「翔!雅也!」

昼休みは忙しい。次から次へと誰かがやってくる。

「紫音か?うわぁ…久しぶりだな。ずいぶん綺麗になっちゃって……」

雅也は感心したように紫音を眺める。

俺と雅也は幼なじみ。
俺と紫音は幼なじみ。

ということは、雅也と紫音もお互いの事を良く知っているのだ。

「雅也に用はないの!私は翔に用があるの!」

「俺に?」

「そう。右足出して。テーピングしてあげる。」

「もうしてあるよ」

昨日医者から教わった通りに俺はテーピングを巻いていた。正直、完璧だと自負していた。
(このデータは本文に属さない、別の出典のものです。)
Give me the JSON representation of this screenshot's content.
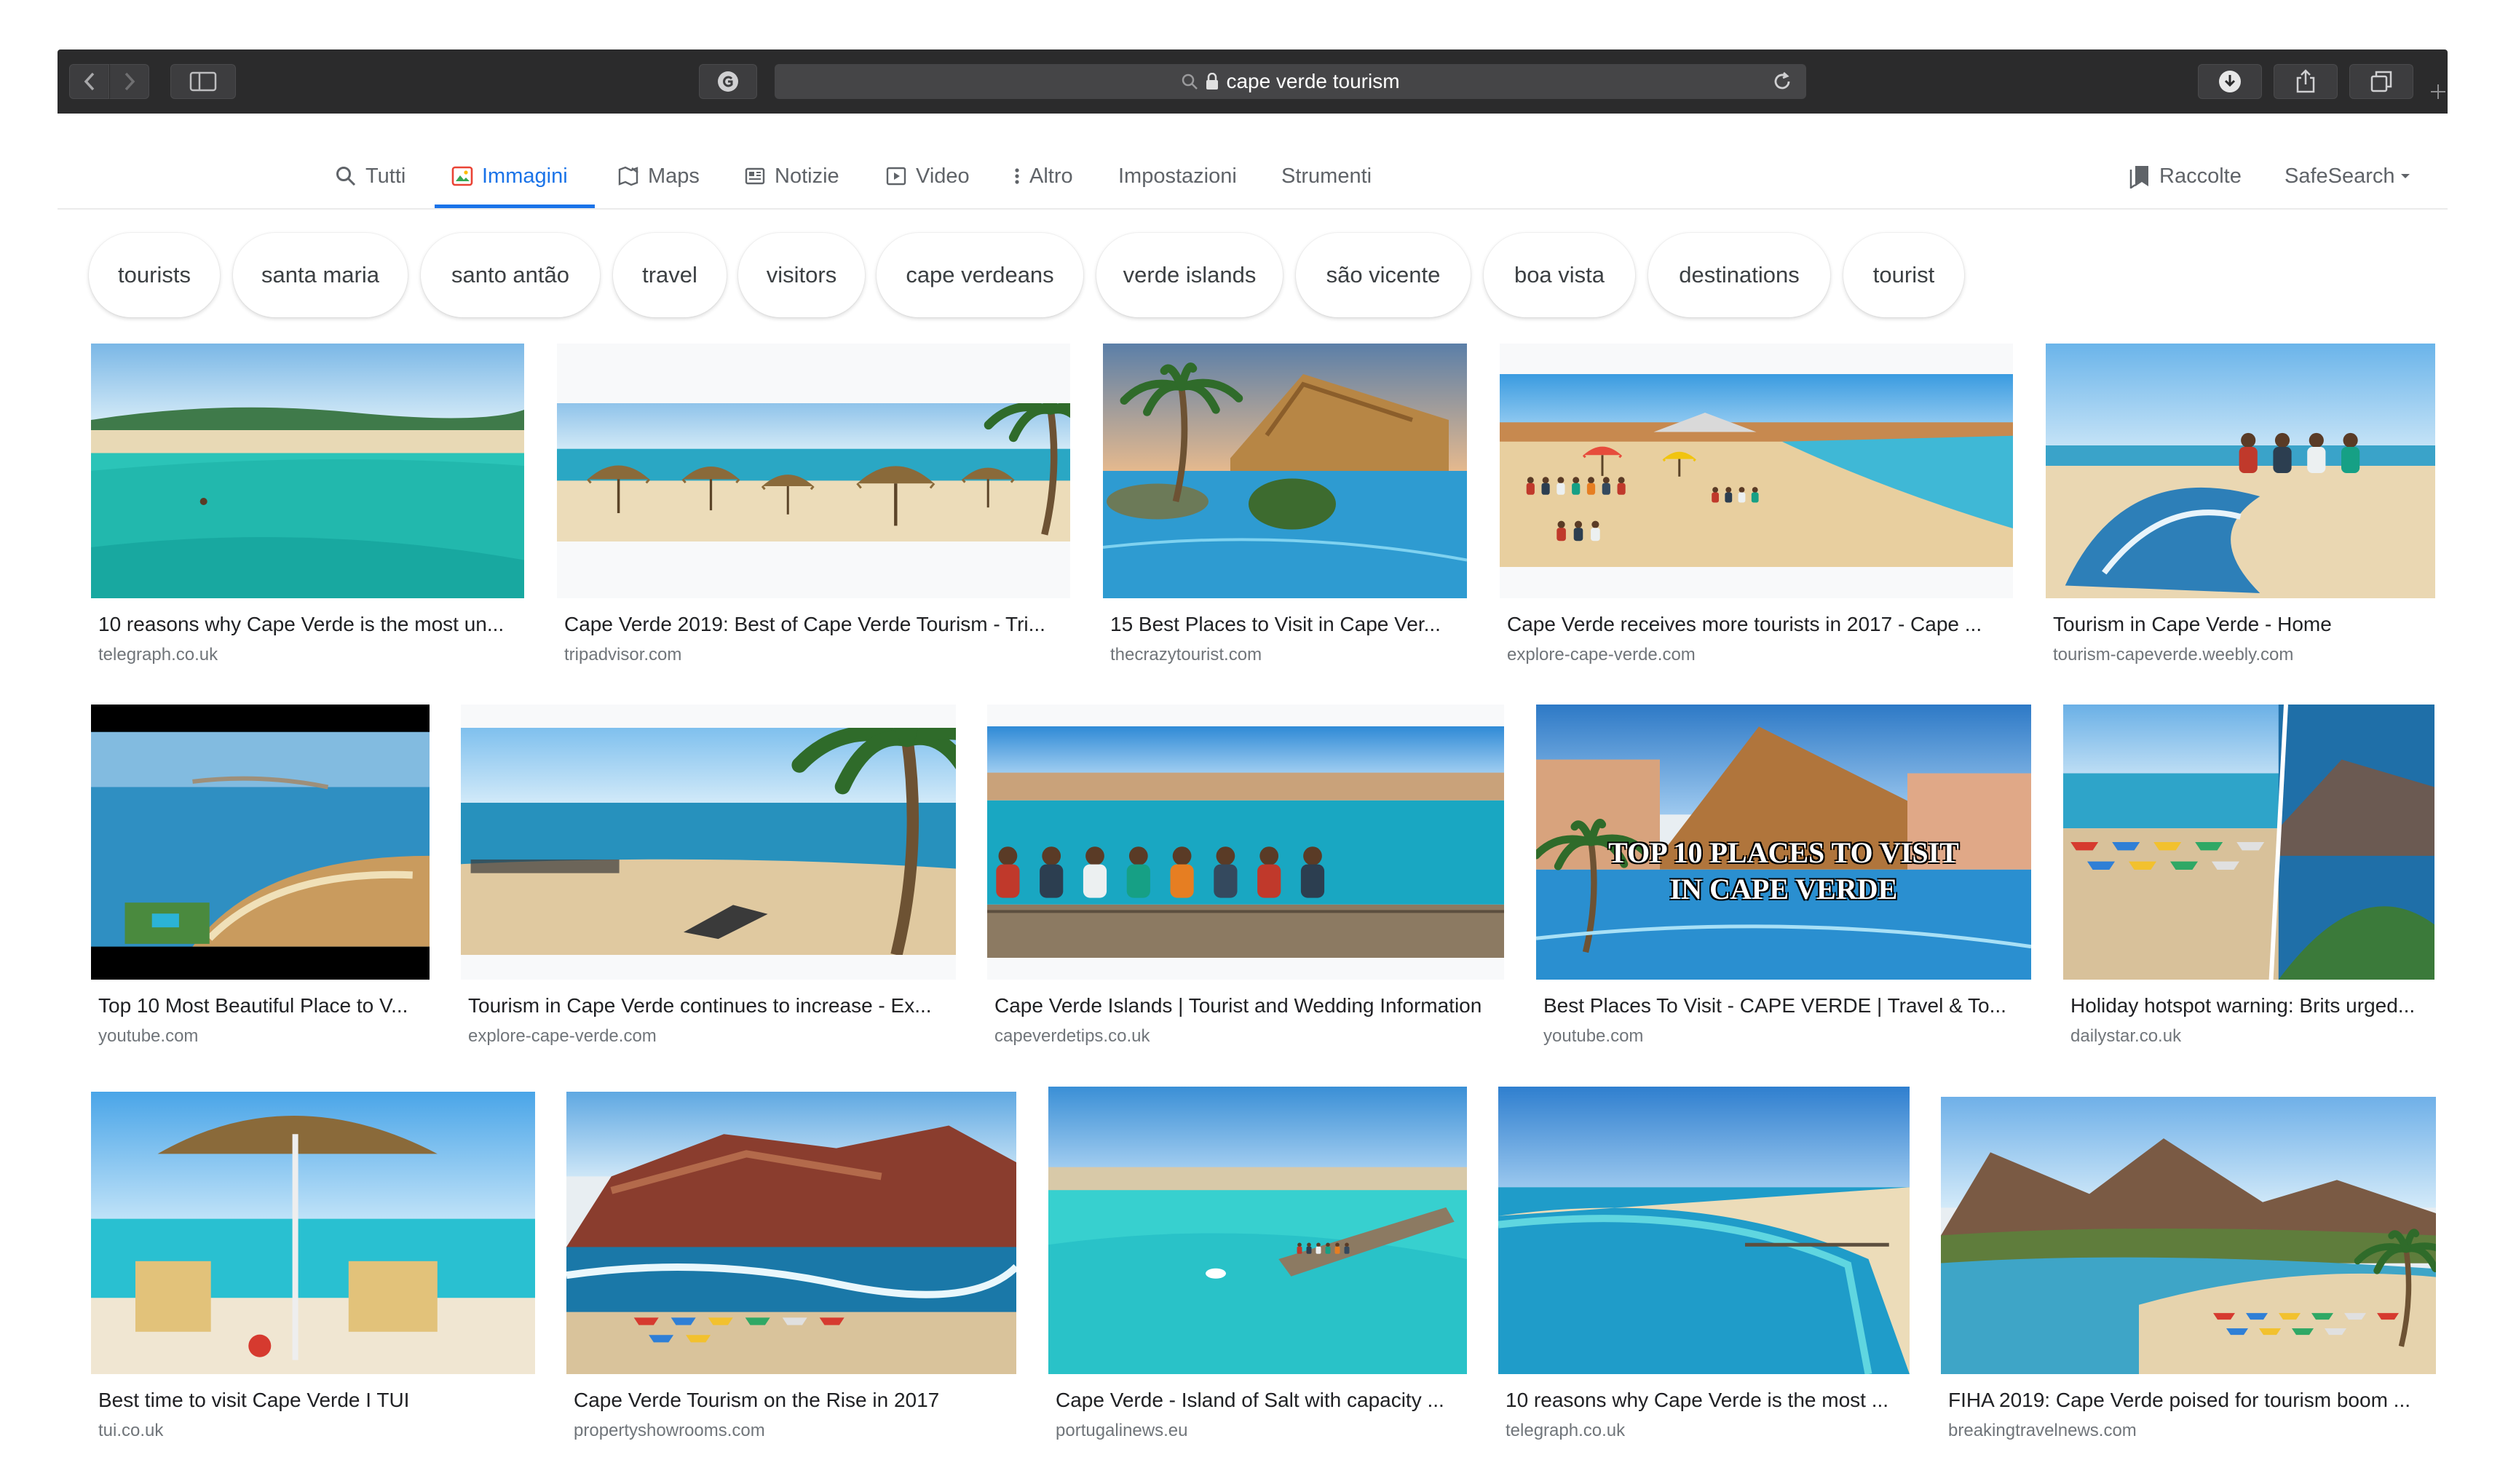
{
  "browser": {
    "url_display": "cape verde tourism"
  },
  "tabs": [
    {
      "label": "Tutti",
      "icon": "search-icon"
    },
    {
      "label": "Immagini",
      "icon": "image-icon",
      "active": true
    },
    {
      "label": "Maps",
      "icon": "map-icon"
    },
    {
      "label": "Notizie",
      "icon": "news-icon"
    },
    {
      "label": "Video",
      "icon": "video-icon"
    },
    {
      "label": "Altro",
      "icon": "more-vert-icon"
    },
    {
      "label": "Impostazioni"
    },
    {
      "label": "Strumenti"
    }
  ],
  "right_tools": {
    "collections": "Raccolte",
    "safesearch": "SafeSearch"
  },
  "chips": [
    "tourists",
    "santa maria",
    "santo antão",
    "travel",
    "visitors",
    "cape verdeans",
    "verde islands",
    "são vicente",
    "boa vista",
    "destinations",
    "tourist"
  ],
  "results": [
    {
      "title": "10 reasons why Cape Verde is the most un...",
      "source": "telegraph.co.uk",
      "scene": "beach-aerial"
    },
    {
      "title": "Cape Verde 2019: Best of Cape Verde Tourism - Tri...",
      "source": "tripadvisor.com",
      "scene": "umbrellas-beach"
    },
    {
      "title": "15 Best Places to Visit in Cape Ver...",
      "source": "thecrazytourist.com",
      "scene": "resort-pool"
    },
    {
      "title": "Cape Verde receives more tourists in 2017 - Cape ...",
      "source": "explore-cape-verde.com",
      "scene": "busy-beach"
    },
    {
      "title": "Tourism in Cape Verde - Home",
      "source": "tourism-capeverde.weebly.com",
      "scene": "kitesurf-beach"
    },
    {
      "title": "Top 10 Most Beautiful Place to V...",
      "source": "youtube.com",
      "scene": "coast-aerial"
    },
    {
      "title": "Tourism in Cape Verde continues to increase - Ex...",
      "source": "explore-cape-verde.com",
      "scene": "palm-beach"
    },
    {
      "title": "Cape Verde Islands | Tourist and Wedding Information",
      "source": "capeverdetips.co.uk",
      "scene": "pier-people"
    },
    {
      "title": "Best Places To Visit - CAPE VERDE | Travel & To...",
      "source": "youtube.com",
      "scene": "resort-video",
      "overlay_lines": [
        "TOP 10 PLACES TO VISIT",
        "IN CAPE VERDE"
      ]
    },
    {
      "title": "Holiday hotspot warning: Brits urged...",
      "source": "dailystar.co.uk",
      "scene": "boats-collage"
    },
    {
      "title": "Best time to visit Cape Verde I TUI",
      "source": "tui.co.uk",
      "scene": "parasol-chairs"
    },
    {
      "title": "Cape Verde Tourism on the Rise in 2017",
      "source": "propertyshowrooms.com",
      "scene": "red-cliffs"
    },
    {
      "title": "Cape Verde - Island of Salt with capacity ...",
      "source": "portugalinews.eu",
      "scene": "turquoise-pier"
    },
    {
      "title": "10 reasons why Cape Verde is the most ...",
      "source": "telegraph.co.uk",
      "scene": "bay-curve"
    },
    {
      "title": "FIHA 2019: Cape Verde poised for tourism boom ...",
      "source": "breakingtravelnews.com",
      "scene": "mountain-bay"
    }
  ]
}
「その巻き方じゃ、私の教えたフォームで走っても力の半分も出ないの」

そう言うと、俺の言葉を待たずに紫音は無理矢理に俺の足のテーピングを外し始めた。

かがんだ紫音の髪からいい香りが漂った。俺は頬が熱くなっていくのを感じた。

「よし!完成!」

紫音のテーピングは妙にしっくり来た。
これなら走りやすそうだ。

「紫音サンキューな!」

「これで負けたら承知しないよ?」

俺は体に戦慄が走った。

……負けられない。

心の底からそう思った。

「翔!」

クラスメイトに呼ばれた俺は雅也と紫音に別れを言って、声のした方へと向かった。